Commentary from Clint Darby, Managing Director, Greystone, and Susan Tjarksen, Strategic Multifamily Capital Markets, Cushman & Wakefield
While rising interest rates and higher property tax bills created a quieter first quarter of 2022 for the Chicago multifamily market compared to the first quarter of 2021, activity in the sector is anticipated to be robust for the rest of 2022. The perennial attraction of Chicago for renters is the quality of life and the amount of real estate space for the price compared to other more expensive gateway cities. Living in Chicago provides the culture and vibrance of a gateway city for the cost of a major secondary market.
City life is returning to normal with plays, concerts, sporting events and the four-day Lollapalooza music festival back on, and job growth remains strong in Chicago. Investors are also attracted by the cap rates in Chicago compared to many other major metro areas.

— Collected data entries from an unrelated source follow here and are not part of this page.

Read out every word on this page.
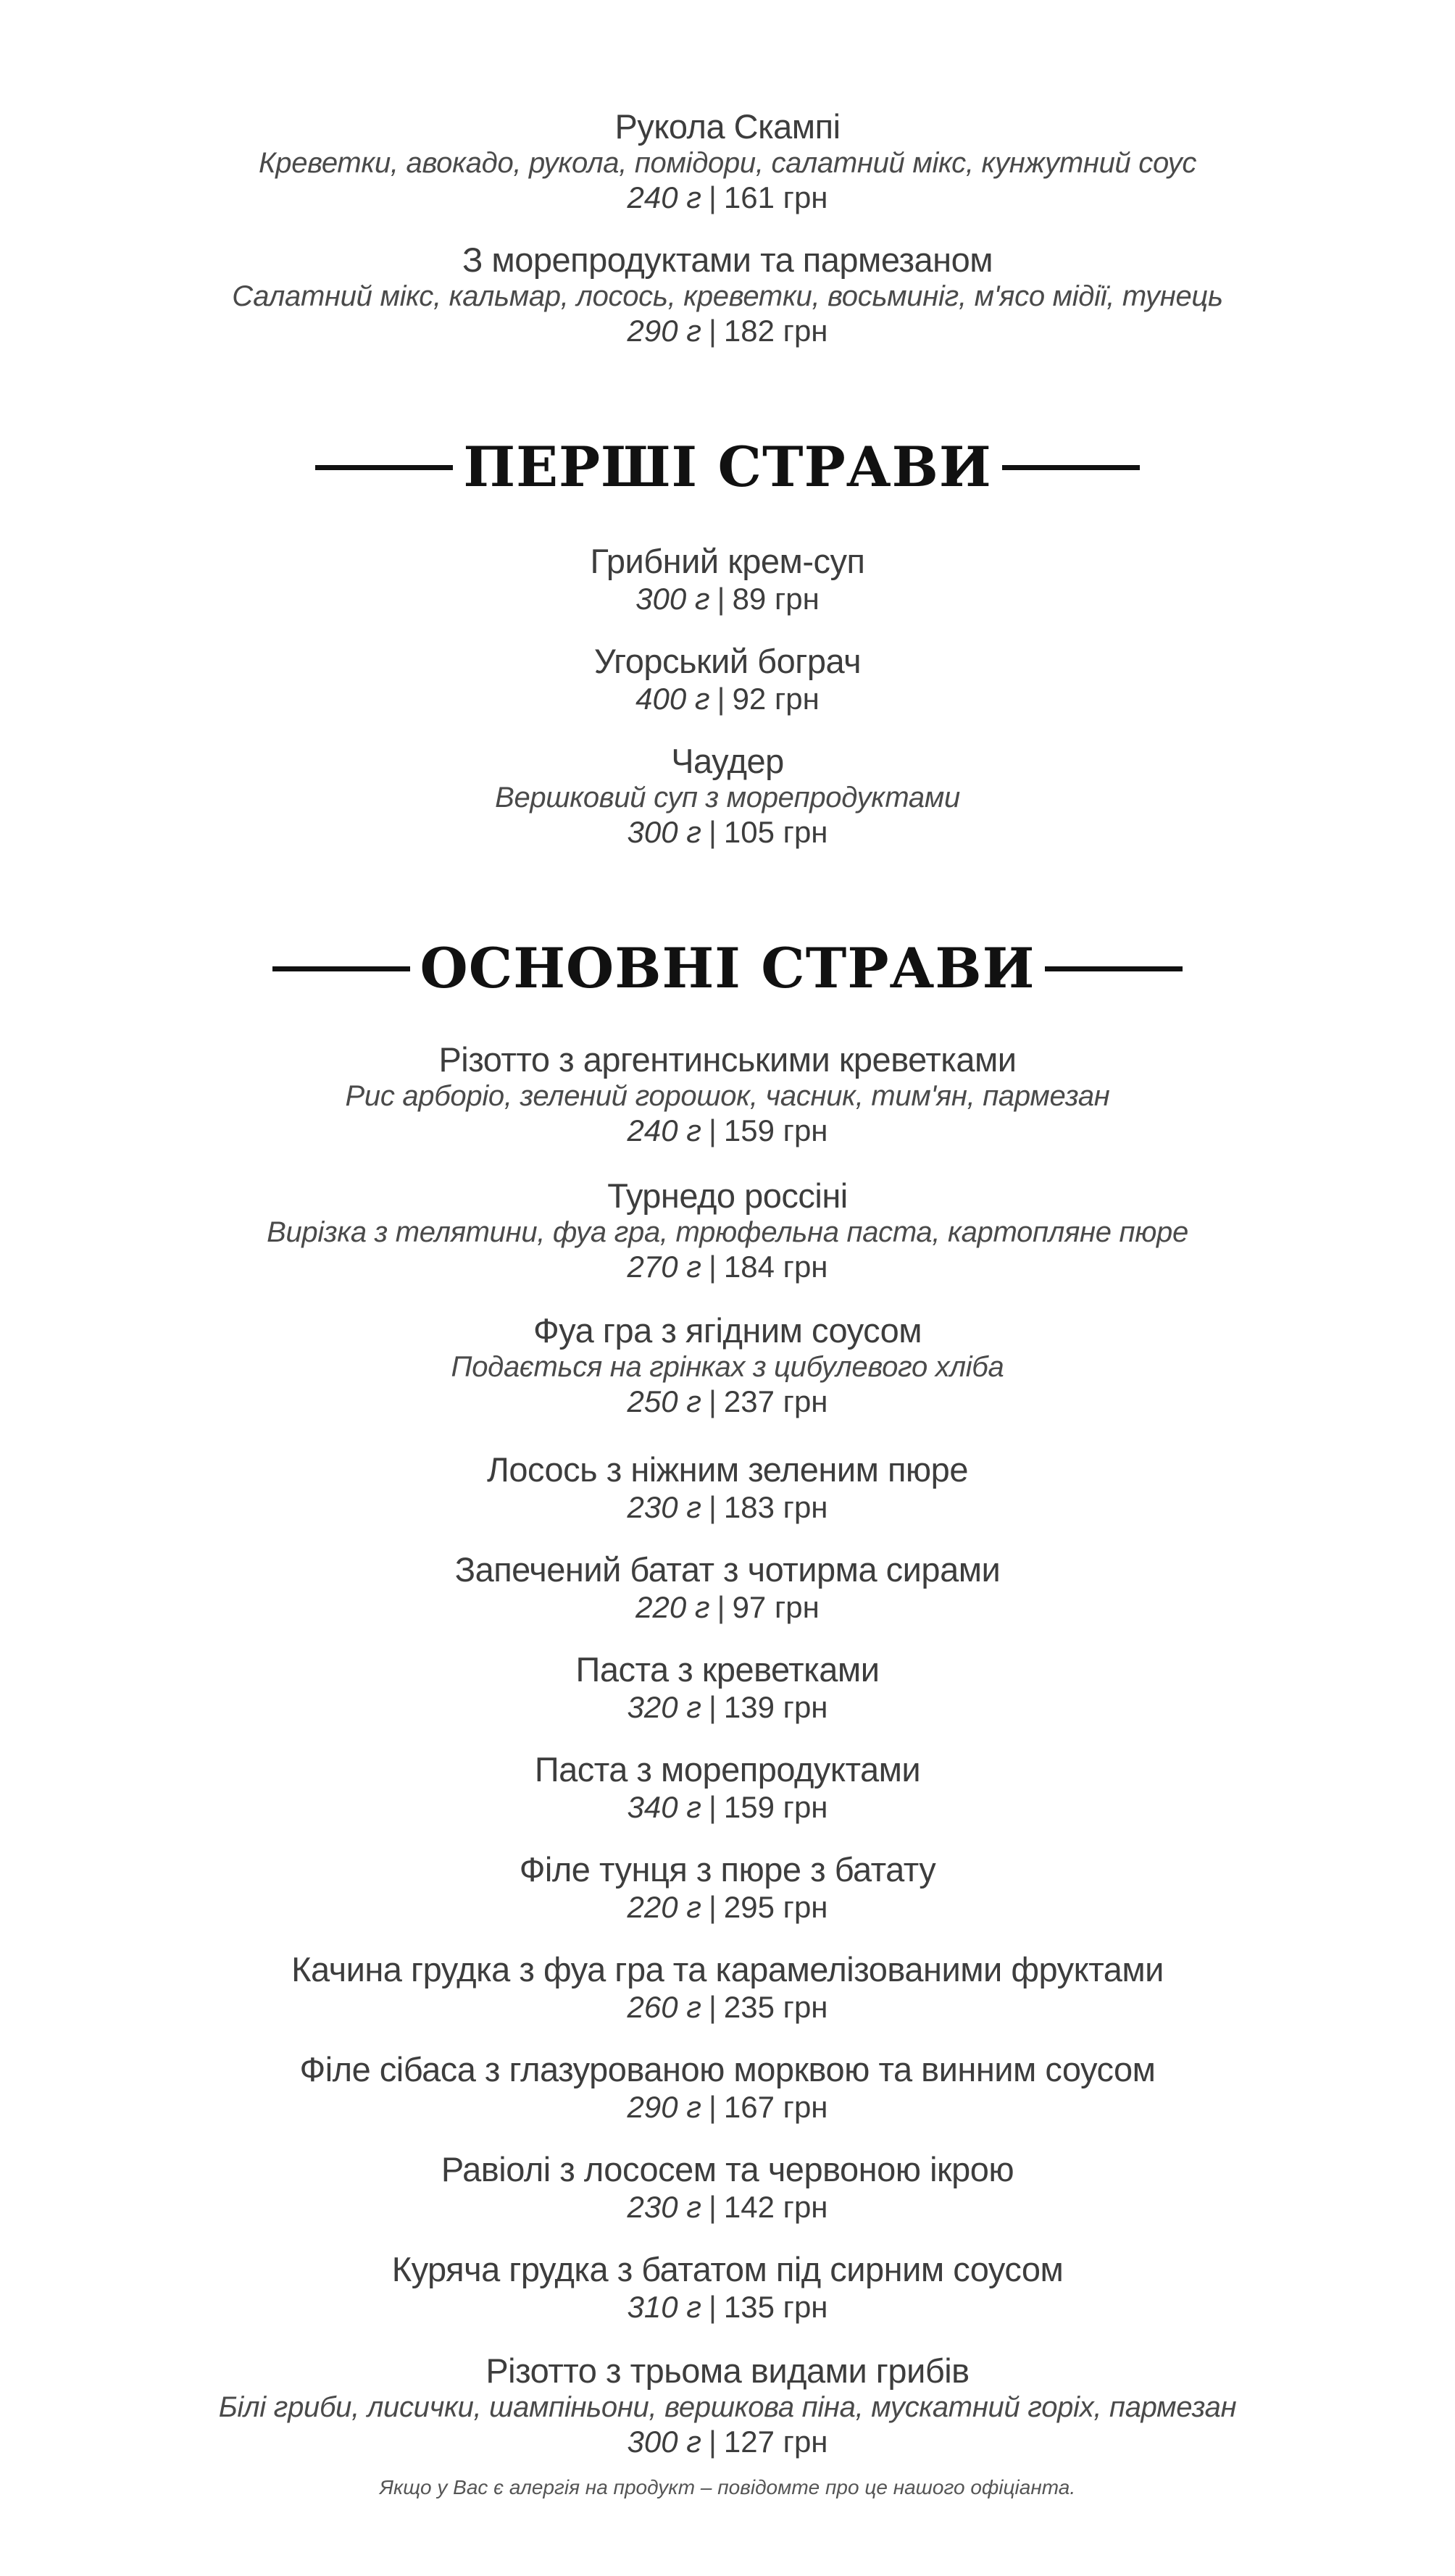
Рукола Скампі
Креветки, авокадо, рукола, помідори, салатний мікс, кунжутний соус
240 г | 161 грн
З морепродуктами та пармезаном
Салатний мікс, кальмар, лосось, креветки, восьминіг, м'ясо мідії, тунець
290 г | 182 грн
ПЕРШІ СТРАВИ
Грибний крем-суп
300 г | 89 грн
Угорський бограч
400 г | 92 грн
Чаудер
Вершковий суп з морепродуктами
300 г | 105 грн
ОСНОВНІ СТРАВИ
Різотто з аргентинськими креветками
Рис арборіо, зелений горошок, часник, тим'ян, пармезан
240 г | 159 грн
Турнедо россіні
Вирізка з телятини, фуа гра, трюфельна паста, картопляне пюре
270 г | 184 грн
Фуа гра з ягідним соусом
Подається на грінках з цибулевого хліба
250 г | 237 грн
Лосось з ніжним зеленим пюре
230 г | 183 грн
Запечений батат з чотирма сирами
220 г | 97 грн
Паста з креветками
320 г | 139 грн
Паста з морепродуктами
340 г | 159 грн
Філе тунця з пюре з батату
220 г | 295 грн
Качина грудка з фуа гра та карамелізованими фруктами
260 г | 235 грн
Філе сібаса з глазурованою морквою та винним соусом
290 г | 167 грн
Равіолі з лососем та червоною ікрою
230 г | 142 грн
Куряча грудка з бататом під сирним соусом
310 г | 135 грн
Різотто з трьома видами грибів
Білі гриби, лисички, шампіньони, вершкова піна, мускатний горіх, пармезан
300 г | 127 грн
Якщо у Вас є алергія на продукт – повідомте про це нашого офіціанта.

Occupancy rates are high in most Chicago neighborhoods, and rents saw a 20% jump year-over-year according to Zumper data. But those rent increases that compare 2022 to 2021 and to 2020 are not as realistic as a comparison to 2019 before the multifamily market was skewed by the pandemic. In 2020 and 2021, developers focused on keeping their tenants happy and in place, which made rent increases nearly impossible, especially downtown. Now, owners are playing catch-up on rents, but it’s likely they’ll stabilize at 3% to 5% annual increases. Multifamily owners face rising costs for gas and other utilities, a property tax increase, and higher wages for employees, which are in effect reducing the conversion of rent increases into NOI.